Let us find the mean of the observations in terms of x using the formula-
$ \Rightarrow $ Mean = $\dfrac{{{\text{Sum of the observations}}}}{{{\text{Total observations}}}}$
Putting the values given in the question,
$ \Rightarrow $ Mean = $\dfrac{{6 + 8 + 10 + 12 + 13 + x}}{6}$
$ \Rightarrow $ Mean = $\dfrac{{49 + x}}{6}$ …………….... (1)
Now, let us find the median.
As we can see that there are six observations that are even numbers of terms. The average of the two middle most terms will be the median. The terms will be –
${\left( {\dfrac{n}{2}} \right)^{th}}$ and ${\left( {\dfrac{n}{2} + 1} \right)^{th}}$ term, where $n = 6$.
Therefore, the average of \[{3^{rd}}\] and ${4^{th}}$ term will be considered.
\[{3^{rd}}\] term = 10, ${4^{th}}$ term = 12
$ \Rightarrow $ Median = $\dfrac{{10 + 12}}{2} = \dfrac{{22}}{2} = 11$
Therefore, median = 11 …. (2) $ \Rightarrow 11 \times 6 - 49 = x$
Now, since it is given that mean is equal to the median, we will equate equation (1) and (2).

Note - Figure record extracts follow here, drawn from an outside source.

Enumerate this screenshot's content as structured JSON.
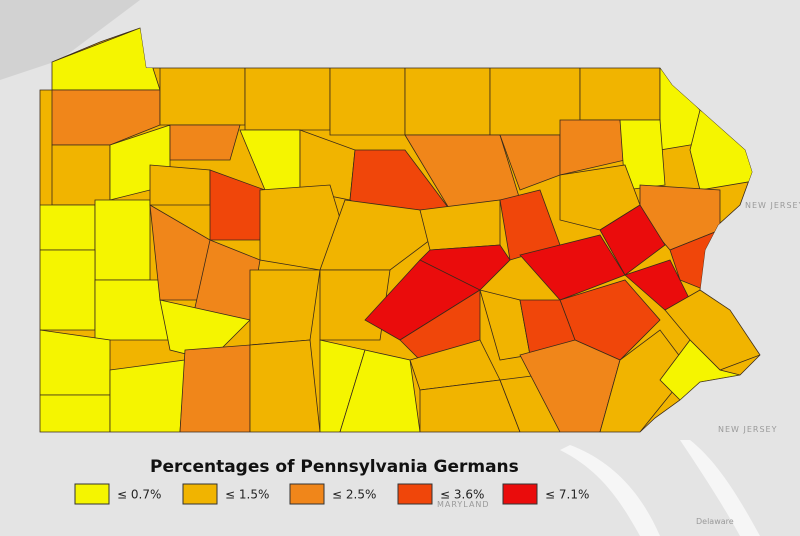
{
  "title": "Percentages of Pennsylvania Germans",
  "legend": [
    {
      "label": "≤ 0.7%",
      "color": "#f5f500"
    },
    {
      "label": "≤ 1.5%",
      "color": "#f1b400"
    },
    {
      "label": "≤ 2.5%",
      "color": "#f0861a"
    },
    {
      "label": "≤ 3.6%",
      "color": "#f0460a"
    },
    {
      "label": "≤ 7.1%",
      "color": "#ea0c0c"
    }
  ],
  "map_labels": [
    "NEW JERSEY",
    "NEW JERSEY",
    "MARYLAND",
    "Delaware"
  ]
}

$ \Rightarrow 11 = \dfrac{{49 + x}}{6}$
Shifting to find the value,
$ \Rightarrow 11 \times 6 - 49 = x$
$ \Rightarrow 66 - 49 = x = 17$
$\Rightarrow $ The value of $x = 17$.

The value of x is equal to 17.

Note: While calculating median, we have used the average of ${\left( {\dfrac{n}{2}} \right)^{th}}$ and ${\left( {\dfrac{n}{2} + 1} \right)^{th}}$ term because there are even number of observations. If there had been an odd number of observations, the median would be ${\left( {\dfrac{{n + 1}}{2}} \right)^{th}}$ term.